In order to create the “wrap” here are the materials we needed for our specific newel posts:
*6 pieces of wood cut at 8.5″ long x 1″ thick
*2 Pieces of wood cut at 8.5 ” long x 1.5″ thick
*2 pieces of wood cut at 36″ long x 1″ thick
*8 bolts that were 8″ long
*16 washers and nuts to secure each bolt
*black electrical tape
All of the wood we used was Alder that we stained to match the existing posts. Brandon cut the wood into the sizes listed above (which are specific to fit our posts) then pre-drilled holes into each piece large enough for the bolt to go through the wood. Then he used a drill bit with a big enough diameter to allow the wrench socket and nut to fit and drilled it just deep enough to recess the nut. This allowed us to create a clamp-like casing to surround the posts without drilling a single hole into them. We glued some felt to the back of the strips and wrapped the bolts with electrical tape in order to prevent any rubbing and scratching on our posts. Unfortunately I don’t have pictures of each step as we did them so I have to use close ups of the finished gate to give you the sense of how we created it.
We used an 8.5″x1.5″ and an 8.5″x1″ strip and 2 bolts to wrap the top part of each post.
Next we used two 8.5″x1″ strips and 2 bolts to wrap the bottom part of each post.
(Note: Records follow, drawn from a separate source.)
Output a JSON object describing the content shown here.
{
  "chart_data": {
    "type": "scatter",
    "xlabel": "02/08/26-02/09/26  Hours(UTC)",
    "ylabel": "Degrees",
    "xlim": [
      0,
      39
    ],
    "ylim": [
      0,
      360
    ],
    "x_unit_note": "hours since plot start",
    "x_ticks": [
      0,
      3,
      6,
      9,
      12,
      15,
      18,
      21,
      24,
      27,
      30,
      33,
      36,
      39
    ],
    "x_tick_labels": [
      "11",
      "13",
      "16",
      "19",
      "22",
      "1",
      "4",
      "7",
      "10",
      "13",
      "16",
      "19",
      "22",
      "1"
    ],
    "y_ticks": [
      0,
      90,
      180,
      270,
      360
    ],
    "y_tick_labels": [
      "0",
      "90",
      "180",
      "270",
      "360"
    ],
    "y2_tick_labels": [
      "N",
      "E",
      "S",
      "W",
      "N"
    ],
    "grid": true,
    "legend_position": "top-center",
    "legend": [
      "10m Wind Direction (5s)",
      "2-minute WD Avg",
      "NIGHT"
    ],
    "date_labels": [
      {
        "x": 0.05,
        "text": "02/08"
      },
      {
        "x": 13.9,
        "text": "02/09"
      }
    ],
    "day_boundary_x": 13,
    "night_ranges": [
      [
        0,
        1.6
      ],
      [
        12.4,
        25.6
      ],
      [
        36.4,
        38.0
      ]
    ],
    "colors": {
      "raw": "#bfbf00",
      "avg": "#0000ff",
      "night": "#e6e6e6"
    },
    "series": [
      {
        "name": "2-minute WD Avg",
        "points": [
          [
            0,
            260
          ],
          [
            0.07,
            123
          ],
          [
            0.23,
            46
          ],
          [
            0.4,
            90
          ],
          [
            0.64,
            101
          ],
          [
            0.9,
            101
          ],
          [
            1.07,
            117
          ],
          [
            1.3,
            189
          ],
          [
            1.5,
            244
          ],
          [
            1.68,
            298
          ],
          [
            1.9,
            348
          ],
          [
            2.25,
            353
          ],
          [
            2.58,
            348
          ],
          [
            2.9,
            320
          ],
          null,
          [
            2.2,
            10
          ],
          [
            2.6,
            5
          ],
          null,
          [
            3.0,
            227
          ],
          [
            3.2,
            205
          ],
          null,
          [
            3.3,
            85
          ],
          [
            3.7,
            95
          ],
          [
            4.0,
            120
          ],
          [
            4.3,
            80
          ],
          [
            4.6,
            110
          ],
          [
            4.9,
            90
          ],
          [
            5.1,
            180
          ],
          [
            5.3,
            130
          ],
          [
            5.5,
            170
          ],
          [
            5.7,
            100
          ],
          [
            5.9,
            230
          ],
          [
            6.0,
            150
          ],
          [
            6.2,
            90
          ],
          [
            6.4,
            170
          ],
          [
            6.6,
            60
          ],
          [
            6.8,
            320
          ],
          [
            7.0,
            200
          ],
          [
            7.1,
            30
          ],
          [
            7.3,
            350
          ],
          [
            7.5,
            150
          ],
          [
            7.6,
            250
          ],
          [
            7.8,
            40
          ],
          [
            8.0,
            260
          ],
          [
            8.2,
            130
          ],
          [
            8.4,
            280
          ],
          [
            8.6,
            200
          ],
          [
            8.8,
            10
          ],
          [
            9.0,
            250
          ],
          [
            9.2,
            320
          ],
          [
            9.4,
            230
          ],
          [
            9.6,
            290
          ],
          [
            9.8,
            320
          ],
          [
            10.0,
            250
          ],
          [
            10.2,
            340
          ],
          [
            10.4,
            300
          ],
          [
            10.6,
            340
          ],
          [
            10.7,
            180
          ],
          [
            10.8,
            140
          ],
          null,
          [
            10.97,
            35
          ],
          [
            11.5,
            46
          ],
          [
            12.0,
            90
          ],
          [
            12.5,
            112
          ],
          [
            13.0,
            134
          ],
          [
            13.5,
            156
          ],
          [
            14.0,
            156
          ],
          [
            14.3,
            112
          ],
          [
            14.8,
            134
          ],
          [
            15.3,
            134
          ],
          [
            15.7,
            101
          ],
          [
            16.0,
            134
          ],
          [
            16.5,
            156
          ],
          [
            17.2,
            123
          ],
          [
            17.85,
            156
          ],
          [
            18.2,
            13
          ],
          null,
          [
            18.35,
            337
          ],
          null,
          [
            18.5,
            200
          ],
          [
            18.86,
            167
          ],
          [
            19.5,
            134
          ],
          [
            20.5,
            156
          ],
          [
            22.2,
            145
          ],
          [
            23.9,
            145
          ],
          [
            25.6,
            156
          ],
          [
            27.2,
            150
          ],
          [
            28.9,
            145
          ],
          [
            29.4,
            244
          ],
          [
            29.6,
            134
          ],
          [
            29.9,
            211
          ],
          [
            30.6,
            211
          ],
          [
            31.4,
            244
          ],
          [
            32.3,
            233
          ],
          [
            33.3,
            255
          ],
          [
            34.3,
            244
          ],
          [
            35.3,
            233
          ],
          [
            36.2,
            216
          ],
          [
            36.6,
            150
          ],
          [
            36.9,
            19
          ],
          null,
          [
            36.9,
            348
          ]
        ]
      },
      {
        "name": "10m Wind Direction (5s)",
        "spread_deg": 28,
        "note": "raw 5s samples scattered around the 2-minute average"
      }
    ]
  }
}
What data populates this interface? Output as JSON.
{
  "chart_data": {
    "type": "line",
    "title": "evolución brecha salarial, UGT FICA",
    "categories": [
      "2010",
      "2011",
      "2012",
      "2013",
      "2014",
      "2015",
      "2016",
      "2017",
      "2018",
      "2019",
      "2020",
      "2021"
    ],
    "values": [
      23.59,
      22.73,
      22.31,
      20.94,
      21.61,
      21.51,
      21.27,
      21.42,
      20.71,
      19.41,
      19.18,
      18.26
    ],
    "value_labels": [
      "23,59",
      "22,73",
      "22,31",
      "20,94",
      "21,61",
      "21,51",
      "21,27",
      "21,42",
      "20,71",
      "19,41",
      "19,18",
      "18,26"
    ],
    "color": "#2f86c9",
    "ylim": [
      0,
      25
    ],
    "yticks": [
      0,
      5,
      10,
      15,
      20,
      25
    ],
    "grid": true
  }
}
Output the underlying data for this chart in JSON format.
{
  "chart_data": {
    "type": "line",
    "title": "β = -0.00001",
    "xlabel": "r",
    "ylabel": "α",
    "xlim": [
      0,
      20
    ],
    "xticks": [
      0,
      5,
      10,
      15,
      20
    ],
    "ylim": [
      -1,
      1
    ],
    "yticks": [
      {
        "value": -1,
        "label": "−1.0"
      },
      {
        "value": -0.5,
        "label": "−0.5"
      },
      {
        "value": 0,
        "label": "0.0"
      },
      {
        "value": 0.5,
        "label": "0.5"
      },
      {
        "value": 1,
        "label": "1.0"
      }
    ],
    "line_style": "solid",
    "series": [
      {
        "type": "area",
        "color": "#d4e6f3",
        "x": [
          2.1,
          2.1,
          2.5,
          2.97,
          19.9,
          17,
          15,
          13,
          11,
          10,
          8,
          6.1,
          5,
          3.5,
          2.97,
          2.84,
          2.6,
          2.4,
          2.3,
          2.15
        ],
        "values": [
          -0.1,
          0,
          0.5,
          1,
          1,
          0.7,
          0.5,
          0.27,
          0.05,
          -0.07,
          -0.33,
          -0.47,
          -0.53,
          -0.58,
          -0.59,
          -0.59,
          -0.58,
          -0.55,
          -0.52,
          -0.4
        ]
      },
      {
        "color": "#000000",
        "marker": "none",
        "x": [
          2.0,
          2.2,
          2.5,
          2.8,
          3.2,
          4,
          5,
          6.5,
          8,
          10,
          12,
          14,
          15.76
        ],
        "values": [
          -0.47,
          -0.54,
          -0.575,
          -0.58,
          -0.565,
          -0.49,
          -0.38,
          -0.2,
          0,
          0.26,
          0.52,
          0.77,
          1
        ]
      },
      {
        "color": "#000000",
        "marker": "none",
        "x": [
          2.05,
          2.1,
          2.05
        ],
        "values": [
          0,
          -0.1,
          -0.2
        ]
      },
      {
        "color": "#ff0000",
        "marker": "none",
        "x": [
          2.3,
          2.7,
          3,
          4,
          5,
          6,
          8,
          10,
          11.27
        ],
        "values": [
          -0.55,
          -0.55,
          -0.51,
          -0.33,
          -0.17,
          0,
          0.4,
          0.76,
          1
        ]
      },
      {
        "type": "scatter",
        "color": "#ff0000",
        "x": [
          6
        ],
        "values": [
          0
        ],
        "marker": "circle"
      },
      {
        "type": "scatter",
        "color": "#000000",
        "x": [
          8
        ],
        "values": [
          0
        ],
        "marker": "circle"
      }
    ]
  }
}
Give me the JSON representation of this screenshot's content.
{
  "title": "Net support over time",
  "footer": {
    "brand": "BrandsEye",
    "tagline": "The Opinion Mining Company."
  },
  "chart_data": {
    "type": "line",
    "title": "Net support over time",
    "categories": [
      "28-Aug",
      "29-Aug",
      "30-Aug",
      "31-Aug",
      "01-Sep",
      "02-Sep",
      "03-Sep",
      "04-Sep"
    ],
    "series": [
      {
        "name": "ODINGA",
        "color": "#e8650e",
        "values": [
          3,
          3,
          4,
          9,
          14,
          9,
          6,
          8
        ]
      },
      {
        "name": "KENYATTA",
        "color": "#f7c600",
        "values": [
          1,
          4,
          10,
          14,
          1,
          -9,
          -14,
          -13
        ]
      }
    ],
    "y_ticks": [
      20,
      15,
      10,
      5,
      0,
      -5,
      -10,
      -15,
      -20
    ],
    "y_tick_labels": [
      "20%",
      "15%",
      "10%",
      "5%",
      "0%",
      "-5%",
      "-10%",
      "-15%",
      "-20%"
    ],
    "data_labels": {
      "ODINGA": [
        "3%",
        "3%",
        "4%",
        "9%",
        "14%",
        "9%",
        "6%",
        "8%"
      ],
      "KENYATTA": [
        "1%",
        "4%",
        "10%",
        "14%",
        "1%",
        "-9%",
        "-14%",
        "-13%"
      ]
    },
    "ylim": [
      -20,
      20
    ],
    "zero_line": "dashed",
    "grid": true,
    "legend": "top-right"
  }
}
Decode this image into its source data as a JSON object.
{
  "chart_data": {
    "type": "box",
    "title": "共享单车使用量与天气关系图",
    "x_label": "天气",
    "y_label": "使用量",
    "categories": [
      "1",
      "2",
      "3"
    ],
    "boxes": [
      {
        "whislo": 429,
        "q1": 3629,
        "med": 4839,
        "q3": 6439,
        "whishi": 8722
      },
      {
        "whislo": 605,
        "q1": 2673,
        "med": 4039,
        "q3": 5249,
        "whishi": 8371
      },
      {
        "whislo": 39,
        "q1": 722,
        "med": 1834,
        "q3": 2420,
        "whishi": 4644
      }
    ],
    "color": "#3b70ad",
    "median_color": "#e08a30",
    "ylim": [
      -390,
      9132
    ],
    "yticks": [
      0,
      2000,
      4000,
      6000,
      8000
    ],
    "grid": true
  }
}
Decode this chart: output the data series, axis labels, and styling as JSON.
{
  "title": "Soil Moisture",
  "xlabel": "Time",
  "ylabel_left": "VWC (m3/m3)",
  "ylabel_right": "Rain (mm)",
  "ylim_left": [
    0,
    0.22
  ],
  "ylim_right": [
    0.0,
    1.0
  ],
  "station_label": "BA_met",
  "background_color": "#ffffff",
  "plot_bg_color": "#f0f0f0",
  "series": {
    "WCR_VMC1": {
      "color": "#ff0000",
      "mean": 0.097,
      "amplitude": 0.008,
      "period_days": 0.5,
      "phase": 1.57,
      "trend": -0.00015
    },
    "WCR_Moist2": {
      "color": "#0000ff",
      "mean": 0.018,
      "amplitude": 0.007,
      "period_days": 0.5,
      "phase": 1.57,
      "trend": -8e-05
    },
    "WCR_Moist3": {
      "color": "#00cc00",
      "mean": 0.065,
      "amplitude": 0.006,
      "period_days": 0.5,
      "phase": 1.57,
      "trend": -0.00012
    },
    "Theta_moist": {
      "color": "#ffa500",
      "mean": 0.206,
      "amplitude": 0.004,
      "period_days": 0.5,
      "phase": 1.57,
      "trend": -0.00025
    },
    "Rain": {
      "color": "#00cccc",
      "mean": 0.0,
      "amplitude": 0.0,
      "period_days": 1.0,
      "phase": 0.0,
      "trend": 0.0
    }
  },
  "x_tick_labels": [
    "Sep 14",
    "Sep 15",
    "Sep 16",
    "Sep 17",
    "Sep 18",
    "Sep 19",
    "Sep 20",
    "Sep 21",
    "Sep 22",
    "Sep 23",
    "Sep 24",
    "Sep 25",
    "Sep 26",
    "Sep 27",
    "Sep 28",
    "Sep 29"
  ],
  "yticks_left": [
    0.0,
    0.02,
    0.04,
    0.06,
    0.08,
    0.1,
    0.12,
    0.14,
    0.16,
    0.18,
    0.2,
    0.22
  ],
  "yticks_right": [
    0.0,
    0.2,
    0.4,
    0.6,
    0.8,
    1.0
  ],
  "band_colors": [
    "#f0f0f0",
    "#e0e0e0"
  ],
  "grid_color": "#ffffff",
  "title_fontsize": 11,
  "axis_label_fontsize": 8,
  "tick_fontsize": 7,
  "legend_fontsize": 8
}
We had to use a thicker piece (2 pieces in the picture due to lack of thicker wood selection) on top to make up for the difference in size of our newel posts from top to bottom. The top part measures 6.5″ across and the bottom part is 7.5″ across. We then used a 36″ x 1″ piece and secured them onto each side vertically to align perpendicular as pictured below. Lastly we attached the gate hardware to these long vertical pieces. We had to add the vertical pieces in order to have something to secure the gate hardware to. We couldn’t slide the “wrap” on the bottom part any lower due to the staircase tread (as you can see in the photo below, the “wrap” is sitting directly on the tread). We could have raised the gate to attach directly to the horizontal pieces but then there would be a large gap at the bottom that little limbs could get stuck in.
Today there are many brands that make kits to wrap the posts to prevent drilling into them but years ago when we did this it wasn’t as common or easy to come by. Also since our posts are custom, they are much larger than the standard size so finding a kit that would work for our needs was more difficult. Realistically though, even if we did find something that would have fit we probably would’ve still made them ourselves. That way we could use the same wood species and stain and after all….we love to build things ourselves!
We now have a functional baby gate that looks like it was a part of the staircase all along. We didn’t have to sacrifice the safety of our daughter and now son or the custom posts! We have had this on our staircase for 3 years now and still love it! The gate we bought is so well made and there are no signs of wear on it at all. The clamps are still holding strong and we have never had to tighten or adjust them even with all of the pulling and tugging done by the littles!